WRT network content: If you decide that a regular house isn't good enough for you so you buy a fully glass house, then don't hang up any curtains, what the heck did you expect to happen? "Oh look, this big bad corporation took photographs of my completely glass house! They don't have any intent to do anything with it. We must sue them before they do that!" Why do you people think that your computer warns you every time you connect to an unsecured network that everyone can see all of your bits! The reason they could photograph you naked in public is because YOU WERE NAKED IN PUBLIC. Normally I have some sympathy for non-tech users getting things wrong, but this one is just long-running and stupid.
As a side note, it seems a little odd that people are freaking out that Google might have their e-mails, the websites they visited, etc. That's like complaining that General Petraeus might have improperly bought a slingshot at a fair. Google pretty much knows the gender of your next child. If they saw you remotely streaming Wrestlemania IV, Amazon probably already told them what you rated it and that you keep re-reading Twilight on your Kindle. While I'm uncomfortable with individual corporations having so much data about people, they've already got it. I'm just expecting the day that I get an e-mail from Google saying that they've automatically updated my calendar with the date I made over Google voice, they called the repairman about the noise in the car, and I have six months until an undiscovered cancer kills me. Sniffing my wireless network won't give them anything they're probably not already collecting from this Chrome browser. Of course, my wireless network isn't completely naked because I actually read the 20 point font easy setup card that came with the damned thing.

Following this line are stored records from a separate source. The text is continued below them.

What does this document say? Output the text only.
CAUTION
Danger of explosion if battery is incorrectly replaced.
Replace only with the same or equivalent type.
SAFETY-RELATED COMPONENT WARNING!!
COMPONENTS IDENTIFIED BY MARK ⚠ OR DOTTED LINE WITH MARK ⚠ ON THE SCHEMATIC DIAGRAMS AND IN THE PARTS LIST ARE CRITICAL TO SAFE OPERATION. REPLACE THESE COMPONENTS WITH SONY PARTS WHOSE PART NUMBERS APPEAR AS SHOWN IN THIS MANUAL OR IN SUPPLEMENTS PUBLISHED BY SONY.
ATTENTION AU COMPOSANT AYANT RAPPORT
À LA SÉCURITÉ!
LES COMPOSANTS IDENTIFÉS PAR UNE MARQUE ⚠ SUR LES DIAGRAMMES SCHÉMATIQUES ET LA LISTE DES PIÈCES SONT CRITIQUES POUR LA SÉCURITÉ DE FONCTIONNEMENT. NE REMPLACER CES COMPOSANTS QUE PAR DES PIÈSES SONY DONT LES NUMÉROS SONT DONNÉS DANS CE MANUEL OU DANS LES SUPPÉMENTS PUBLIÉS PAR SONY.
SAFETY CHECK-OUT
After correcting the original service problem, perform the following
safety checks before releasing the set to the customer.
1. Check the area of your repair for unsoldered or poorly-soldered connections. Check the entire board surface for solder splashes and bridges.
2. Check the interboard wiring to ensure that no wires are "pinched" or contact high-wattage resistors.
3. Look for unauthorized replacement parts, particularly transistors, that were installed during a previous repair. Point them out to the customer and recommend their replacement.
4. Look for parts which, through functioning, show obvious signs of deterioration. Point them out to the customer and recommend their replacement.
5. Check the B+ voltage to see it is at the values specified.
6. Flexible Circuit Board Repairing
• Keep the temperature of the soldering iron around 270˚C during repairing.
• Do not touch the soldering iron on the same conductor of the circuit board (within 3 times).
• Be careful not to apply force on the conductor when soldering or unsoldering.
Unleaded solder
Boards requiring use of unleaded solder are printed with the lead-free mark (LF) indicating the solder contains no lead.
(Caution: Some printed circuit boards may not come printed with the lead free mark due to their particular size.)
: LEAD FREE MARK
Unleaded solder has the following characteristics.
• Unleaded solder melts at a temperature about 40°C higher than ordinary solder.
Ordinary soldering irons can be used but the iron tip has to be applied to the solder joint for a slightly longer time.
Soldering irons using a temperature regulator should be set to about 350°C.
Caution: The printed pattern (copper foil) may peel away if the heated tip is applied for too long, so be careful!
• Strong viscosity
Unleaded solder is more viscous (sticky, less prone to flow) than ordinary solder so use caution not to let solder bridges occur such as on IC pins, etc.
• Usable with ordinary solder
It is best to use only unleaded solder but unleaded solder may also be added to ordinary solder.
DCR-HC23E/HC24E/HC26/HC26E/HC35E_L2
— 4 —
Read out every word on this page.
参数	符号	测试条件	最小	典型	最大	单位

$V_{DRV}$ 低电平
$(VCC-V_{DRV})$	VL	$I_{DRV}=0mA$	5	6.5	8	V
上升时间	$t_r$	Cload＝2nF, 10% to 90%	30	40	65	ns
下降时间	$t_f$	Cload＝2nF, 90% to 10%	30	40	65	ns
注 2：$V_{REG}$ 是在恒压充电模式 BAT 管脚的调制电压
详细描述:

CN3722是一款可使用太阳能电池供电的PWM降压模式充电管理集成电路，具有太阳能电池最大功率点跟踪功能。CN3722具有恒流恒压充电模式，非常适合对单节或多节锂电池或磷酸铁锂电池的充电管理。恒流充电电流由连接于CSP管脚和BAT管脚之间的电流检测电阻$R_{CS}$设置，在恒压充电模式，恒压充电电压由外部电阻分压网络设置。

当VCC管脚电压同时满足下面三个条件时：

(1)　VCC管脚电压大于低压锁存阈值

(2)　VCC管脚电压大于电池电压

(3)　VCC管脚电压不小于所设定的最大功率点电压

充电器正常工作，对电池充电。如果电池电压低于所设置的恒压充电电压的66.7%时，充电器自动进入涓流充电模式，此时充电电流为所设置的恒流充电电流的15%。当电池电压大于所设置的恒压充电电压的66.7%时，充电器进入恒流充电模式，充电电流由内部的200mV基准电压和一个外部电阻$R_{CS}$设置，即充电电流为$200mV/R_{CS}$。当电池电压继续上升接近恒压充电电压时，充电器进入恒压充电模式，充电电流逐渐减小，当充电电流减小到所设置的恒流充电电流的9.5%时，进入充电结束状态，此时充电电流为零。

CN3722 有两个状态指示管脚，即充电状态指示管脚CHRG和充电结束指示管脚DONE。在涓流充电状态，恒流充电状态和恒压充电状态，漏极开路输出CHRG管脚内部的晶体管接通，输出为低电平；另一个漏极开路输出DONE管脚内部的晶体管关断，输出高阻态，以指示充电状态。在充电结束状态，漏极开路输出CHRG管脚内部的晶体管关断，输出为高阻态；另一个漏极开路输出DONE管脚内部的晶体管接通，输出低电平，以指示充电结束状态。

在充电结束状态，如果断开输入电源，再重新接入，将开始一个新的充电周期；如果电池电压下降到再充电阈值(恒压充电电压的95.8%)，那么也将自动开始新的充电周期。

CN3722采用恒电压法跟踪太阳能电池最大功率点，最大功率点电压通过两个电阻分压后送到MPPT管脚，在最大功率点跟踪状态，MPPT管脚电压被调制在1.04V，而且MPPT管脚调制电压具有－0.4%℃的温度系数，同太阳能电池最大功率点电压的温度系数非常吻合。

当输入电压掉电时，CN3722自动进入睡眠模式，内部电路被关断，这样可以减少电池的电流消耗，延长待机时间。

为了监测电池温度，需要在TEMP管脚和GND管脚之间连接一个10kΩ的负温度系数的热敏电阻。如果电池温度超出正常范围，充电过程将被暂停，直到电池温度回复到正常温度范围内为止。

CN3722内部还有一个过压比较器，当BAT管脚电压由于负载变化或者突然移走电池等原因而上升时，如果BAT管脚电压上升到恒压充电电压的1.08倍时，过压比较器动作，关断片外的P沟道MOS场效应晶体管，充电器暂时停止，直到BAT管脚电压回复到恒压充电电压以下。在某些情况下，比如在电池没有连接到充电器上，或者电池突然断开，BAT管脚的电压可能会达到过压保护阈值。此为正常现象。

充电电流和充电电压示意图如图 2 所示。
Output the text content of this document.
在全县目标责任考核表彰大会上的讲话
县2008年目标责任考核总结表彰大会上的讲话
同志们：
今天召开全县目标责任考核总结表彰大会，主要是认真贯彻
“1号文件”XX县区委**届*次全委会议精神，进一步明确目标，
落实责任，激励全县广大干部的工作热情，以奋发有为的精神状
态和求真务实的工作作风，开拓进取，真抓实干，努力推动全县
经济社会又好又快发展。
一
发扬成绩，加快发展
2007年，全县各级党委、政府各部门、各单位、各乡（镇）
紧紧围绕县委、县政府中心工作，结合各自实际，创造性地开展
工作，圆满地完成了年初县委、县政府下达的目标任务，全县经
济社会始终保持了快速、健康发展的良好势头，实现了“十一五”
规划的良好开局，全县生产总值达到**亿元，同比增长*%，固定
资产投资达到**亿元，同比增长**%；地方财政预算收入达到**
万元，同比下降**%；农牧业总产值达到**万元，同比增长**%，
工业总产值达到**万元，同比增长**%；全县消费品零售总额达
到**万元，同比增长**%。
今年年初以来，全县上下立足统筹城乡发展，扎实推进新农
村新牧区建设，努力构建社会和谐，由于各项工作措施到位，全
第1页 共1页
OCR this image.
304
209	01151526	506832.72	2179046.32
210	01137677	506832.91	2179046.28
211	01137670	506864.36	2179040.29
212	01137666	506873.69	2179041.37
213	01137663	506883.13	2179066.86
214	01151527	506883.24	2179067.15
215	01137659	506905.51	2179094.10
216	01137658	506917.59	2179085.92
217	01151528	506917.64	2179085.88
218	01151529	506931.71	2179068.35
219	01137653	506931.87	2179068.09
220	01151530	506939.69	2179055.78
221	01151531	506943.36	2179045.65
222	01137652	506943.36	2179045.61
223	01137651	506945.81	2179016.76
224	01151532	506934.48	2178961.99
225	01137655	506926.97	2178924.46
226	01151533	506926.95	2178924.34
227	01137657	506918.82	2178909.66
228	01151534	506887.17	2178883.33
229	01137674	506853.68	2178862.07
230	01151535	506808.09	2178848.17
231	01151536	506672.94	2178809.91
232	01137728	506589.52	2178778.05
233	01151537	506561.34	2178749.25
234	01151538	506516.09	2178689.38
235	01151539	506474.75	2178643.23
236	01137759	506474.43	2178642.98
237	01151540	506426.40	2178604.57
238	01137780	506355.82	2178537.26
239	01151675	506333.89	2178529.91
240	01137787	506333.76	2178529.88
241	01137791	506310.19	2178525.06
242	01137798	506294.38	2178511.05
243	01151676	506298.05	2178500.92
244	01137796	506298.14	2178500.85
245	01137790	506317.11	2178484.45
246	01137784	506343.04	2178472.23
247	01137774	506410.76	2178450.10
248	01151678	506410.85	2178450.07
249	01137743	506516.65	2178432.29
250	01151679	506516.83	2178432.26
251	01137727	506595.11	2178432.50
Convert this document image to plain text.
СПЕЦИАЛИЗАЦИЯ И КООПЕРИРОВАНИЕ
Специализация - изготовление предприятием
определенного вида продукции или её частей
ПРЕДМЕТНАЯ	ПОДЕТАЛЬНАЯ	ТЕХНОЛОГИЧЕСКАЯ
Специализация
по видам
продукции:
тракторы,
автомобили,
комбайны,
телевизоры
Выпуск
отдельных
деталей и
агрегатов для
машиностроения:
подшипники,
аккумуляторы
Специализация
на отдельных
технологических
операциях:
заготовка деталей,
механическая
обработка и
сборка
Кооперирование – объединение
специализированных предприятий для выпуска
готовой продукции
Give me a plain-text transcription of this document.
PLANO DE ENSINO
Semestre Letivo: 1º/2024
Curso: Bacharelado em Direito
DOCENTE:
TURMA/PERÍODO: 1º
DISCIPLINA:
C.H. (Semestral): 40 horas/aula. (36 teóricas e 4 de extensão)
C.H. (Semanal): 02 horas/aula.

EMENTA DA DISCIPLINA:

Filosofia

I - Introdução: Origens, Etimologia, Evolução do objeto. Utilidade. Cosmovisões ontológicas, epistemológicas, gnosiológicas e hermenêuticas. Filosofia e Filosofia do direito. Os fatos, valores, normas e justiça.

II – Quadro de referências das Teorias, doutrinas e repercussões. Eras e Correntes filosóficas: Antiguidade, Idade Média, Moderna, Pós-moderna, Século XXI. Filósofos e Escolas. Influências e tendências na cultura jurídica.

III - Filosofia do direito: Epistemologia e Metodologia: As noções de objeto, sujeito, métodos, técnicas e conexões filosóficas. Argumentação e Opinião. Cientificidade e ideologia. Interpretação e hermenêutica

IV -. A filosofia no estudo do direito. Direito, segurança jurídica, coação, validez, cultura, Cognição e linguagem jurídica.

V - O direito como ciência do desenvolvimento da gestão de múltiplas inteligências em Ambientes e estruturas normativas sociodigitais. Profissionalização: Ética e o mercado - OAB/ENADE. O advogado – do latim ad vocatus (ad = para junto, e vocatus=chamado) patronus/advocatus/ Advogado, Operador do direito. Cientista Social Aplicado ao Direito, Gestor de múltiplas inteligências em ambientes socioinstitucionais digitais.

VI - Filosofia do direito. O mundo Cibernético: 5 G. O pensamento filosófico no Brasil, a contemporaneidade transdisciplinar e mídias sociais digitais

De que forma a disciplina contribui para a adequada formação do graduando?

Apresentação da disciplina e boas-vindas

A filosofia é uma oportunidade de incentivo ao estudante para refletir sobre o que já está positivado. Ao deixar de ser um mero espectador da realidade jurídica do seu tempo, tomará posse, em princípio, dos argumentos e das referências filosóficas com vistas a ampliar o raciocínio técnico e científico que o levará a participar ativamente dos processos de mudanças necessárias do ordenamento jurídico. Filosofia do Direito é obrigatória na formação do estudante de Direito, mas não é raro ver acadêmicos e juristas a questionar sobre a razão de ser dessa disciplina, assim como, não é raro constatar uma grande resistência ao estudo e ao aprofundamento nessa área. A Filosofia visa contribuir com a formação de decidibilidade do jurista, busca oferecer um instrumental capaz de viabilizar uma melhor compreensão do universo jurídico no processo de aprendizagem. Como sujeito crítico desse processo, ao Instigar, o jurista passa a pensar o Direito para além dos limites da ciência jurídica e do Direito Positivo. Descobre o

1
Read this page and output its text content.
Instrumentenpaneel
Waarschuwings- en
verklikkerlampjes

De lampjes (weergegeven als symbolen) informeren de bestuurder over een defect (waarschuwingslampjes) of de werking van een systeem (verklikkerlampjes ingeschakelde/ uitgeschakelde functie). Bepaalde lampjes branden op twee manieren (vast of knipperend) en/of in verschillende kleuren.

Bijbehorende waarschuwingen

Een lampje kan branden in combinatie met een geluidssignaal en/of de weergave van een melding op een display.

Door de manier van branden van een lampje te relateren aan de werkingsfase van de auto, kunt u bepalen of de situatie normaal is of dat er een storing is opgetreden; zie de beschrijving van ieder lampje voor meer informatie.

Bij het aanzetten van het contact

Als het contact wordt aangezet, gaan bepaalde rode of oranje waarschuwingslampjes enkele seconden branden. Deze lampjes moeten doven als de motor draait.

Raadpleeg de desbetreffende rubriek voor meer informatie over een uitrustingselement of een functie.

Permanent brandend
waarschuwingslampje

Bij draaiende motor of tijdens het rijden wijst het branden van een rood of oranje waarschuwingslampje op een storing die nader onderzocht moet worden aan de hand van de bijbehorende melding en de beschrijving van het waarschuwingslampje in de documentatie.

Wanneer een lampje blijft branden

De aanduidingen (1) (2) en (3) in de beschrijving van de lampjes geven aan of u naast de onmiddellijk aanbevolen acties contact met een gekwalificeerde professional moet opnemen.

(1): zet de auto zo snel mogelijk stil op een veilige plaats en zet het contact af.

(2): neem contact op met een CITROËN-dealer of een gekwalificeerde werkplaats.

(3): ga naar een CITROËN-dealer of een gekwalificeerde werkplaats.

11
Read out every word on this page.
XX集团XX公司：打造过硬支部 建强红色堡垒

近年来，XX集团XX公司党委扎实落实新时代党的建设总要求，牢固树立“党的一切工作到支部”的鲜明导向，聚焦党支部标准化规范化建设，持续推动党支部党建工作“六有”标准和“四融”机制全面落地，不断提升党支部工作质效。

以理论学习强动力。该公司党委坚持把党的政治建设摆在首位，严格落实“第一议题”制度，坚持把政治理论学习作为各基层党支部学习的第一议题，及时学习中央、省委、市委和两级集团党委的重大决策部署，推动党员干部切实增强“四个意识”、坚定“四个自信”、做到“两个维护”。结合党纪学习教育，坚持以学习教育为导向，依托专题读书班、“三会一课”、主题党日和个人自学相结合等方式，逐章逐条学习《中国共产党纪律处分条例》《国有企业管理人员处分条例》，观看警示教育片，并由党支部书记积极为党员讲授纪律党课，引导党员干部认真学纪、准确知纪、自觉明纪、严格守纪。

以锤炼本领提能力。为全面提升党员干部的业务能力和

Re:Blah (Score:3, Insightful)
Just because Google gets investigated doesn't mean competitors won't be happy to pick up the slack. It's not like Google is all that exists and that nobody else could do it.
This is Google's fault for making bizarre mistakes with its scanning software. It deserves a little smackdown to remind it of how careful it needs to be.
Re:Blah (Score:3, Insightful)
"You have no expectation of privacy in the public" was fine when "no privacy" meant that you could be observed, but stops being fine when "no privacy" means "everybody you ever interact with can view a record of everything you've ever done". I, for one, do not wish to live under the Lidless Eye.
And yet there's no way back - it's just another, darker side of "information wants to be free". You can try to legislate it, but technology today makes stalking people easy and even trivial, and anonymity (or rather sufficient degree thereof) is not hard to achieve on the Net for those in the know, and then gathered information can be spread far and wide.
The only positive thing in this is that everyone is affected. Consequently, this is going to be a cause of a major shake-up in our cultural values, with much less attention paid to skeletons in the closet - once we find out that, yes, everyone really has one. Which may well be a good thing in the end.